The price of natural gas changed direction and tumbled down during the most of the week. Alas on Thursday, following the release of the updated EIA report, in which the natural gas storage plummeted by 285 Bcf, the price of natural gas spiked by nearly 5%. This rally more than offset the drop in natural gas prices during the rest of the week. Last week’s extraction was more than three times last year’s rate and roughly twice as high as the five year average. The recent rally of natural gas might slowdown due to the weather changes in the US.
The Nymex Henry Hub Future (short term delivery) rose by 1.54% and reached by Friday $4.42/mmbtu – its highest price since July 2011; its average daily change was 0.33%; its weekly average rate was 0.6% above last week’s average rate.
The difference between the NG future and spot prices – future minus spot – shifted from Backwardation to Contango during the previous week.
Natural Gas Charts
The following charts show the changes in Nat-gas future (Nymex Henry Hub) in $/mmbtu during December 16-20.
As you can see in the chart above, the natural gas price (Henry Hub future rate) rallied on Thursday from its fall during the beginning of last week.
In the second chart are the daily percent changes of the Nymex Henry Hub future (short term delivery).
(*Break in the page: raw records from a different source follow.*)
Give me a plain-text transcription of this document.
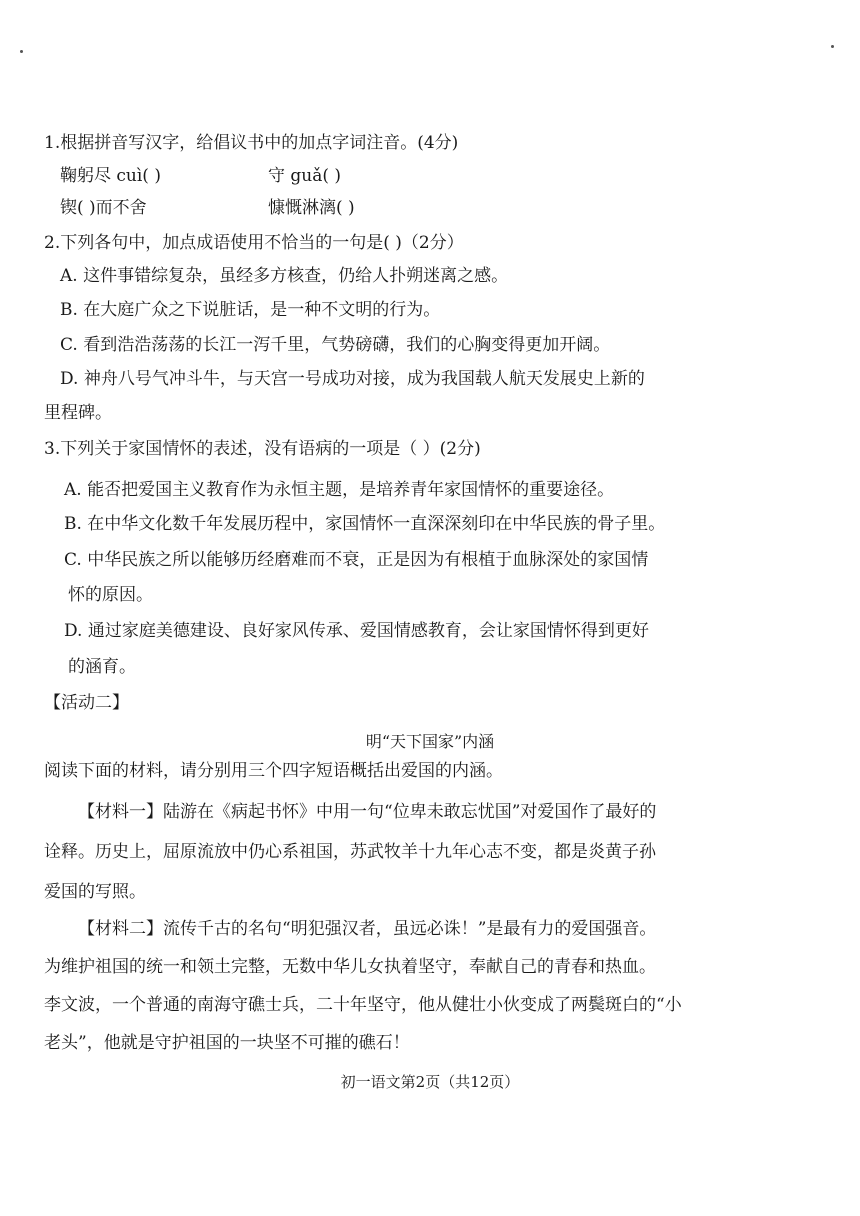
1.根据拼音写汉字，给倡议书中的加点字词注音。(4分)
鞠躬尽 cuì( )	守 guǎ( )
锲( )而不舍	慷慨淋漓( )
2.下列各句中，加点成语使用不恰当的一句是( )（2分）
A. 这件事错综复杂，虽经多方核查，仍给人扑朔迷离之感。
B. 在大庭广众之下说脏话，是一种不文明的行为。
C. 看到浩浩荡荡的长江一泻千里，气势磅礴，我们的心胸变得更加开阔。
D. 神舟八号气冲斗牛，与天宫一号成功对接，成为我国载人航天发展史上新的
里程碑。
3.下列关于家国情怀的表述，没有语病的一项是（ ）(2分)
A. 能否把爱国主义教育作为永恒主题，是培养青年家国情怀的重要途径。
B. 在中华文化数千年发展历程中，家国情怀一直深深刻印在中华民族的骨子里。
C. 中华民族之所以能够历经磨难而不衰，正是因为有根植于血脉深处的家国情
怀的原因。
D. 通过家庭美德建设、良好家风传承、爱国情感教育，会让家国情怀得到更好
的涵育。
【活动二】
明“天下国家”内涵
阅读下面的材料，请分别用三个四字短语概括出爱国的内涵。
【材料一】陆游在《病起书怀》中用一句“位卑未敢忘忧国”对爱国作了最好的
诠释。历史上，屈原流放中仍心系祖国，苏武牧羊十九年心志不变，都是炎黄子孙
爱国的写照。
【材料二】流传千古的名句“明犯强汉者，虽远必诛！”是最有力的爱国强音。
为维护祖国的统一和领土完整，无数中华儿女执着坚守，奉献自己的青春和热血。
李文波，一个普通的南海守礁士兵，二十年坚守，他从健壮小伙变成了两鬓斑白的“小
老头”，他就是守护祖国的一块坚不可摧的礁石！
初一语文第2页（共12页）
The underground natural gas storage (Billion Cubic Feet) declined again for the fifth time this season during last week by 8.07% or by 285 Bcf; the storage reached 3,248 billion cubic feet for all lower 48 states; the current storage is 7.4% below the 5-year average and is also 13.1% below the storage during the same week in 2012. The recent extraction was much higher than the five year average: During the same week in December 2012 the natural gas injection was 141 Bcf, and the five year average extraction from storage for the same week of December was 82 Bcf. This week’s extraction was mostly due to the eastern consuming region, in which the extraction was 132 Bcf.
Weather and natural gas
The current outlooks are that the temperatures will remain lower than normal levels mainly in the Northeast but also in most regions throughout the U.S. Considering the expected low temperatures for the season; the demand for natural gas in the residential/commercial sector throughout the U.S. is likely to jump the near future. Finally, the heating degrees days are estimated to be slightly lower than normal but higher than last year’s. These factors could also keep the natural gas prices above the $4.4 mark.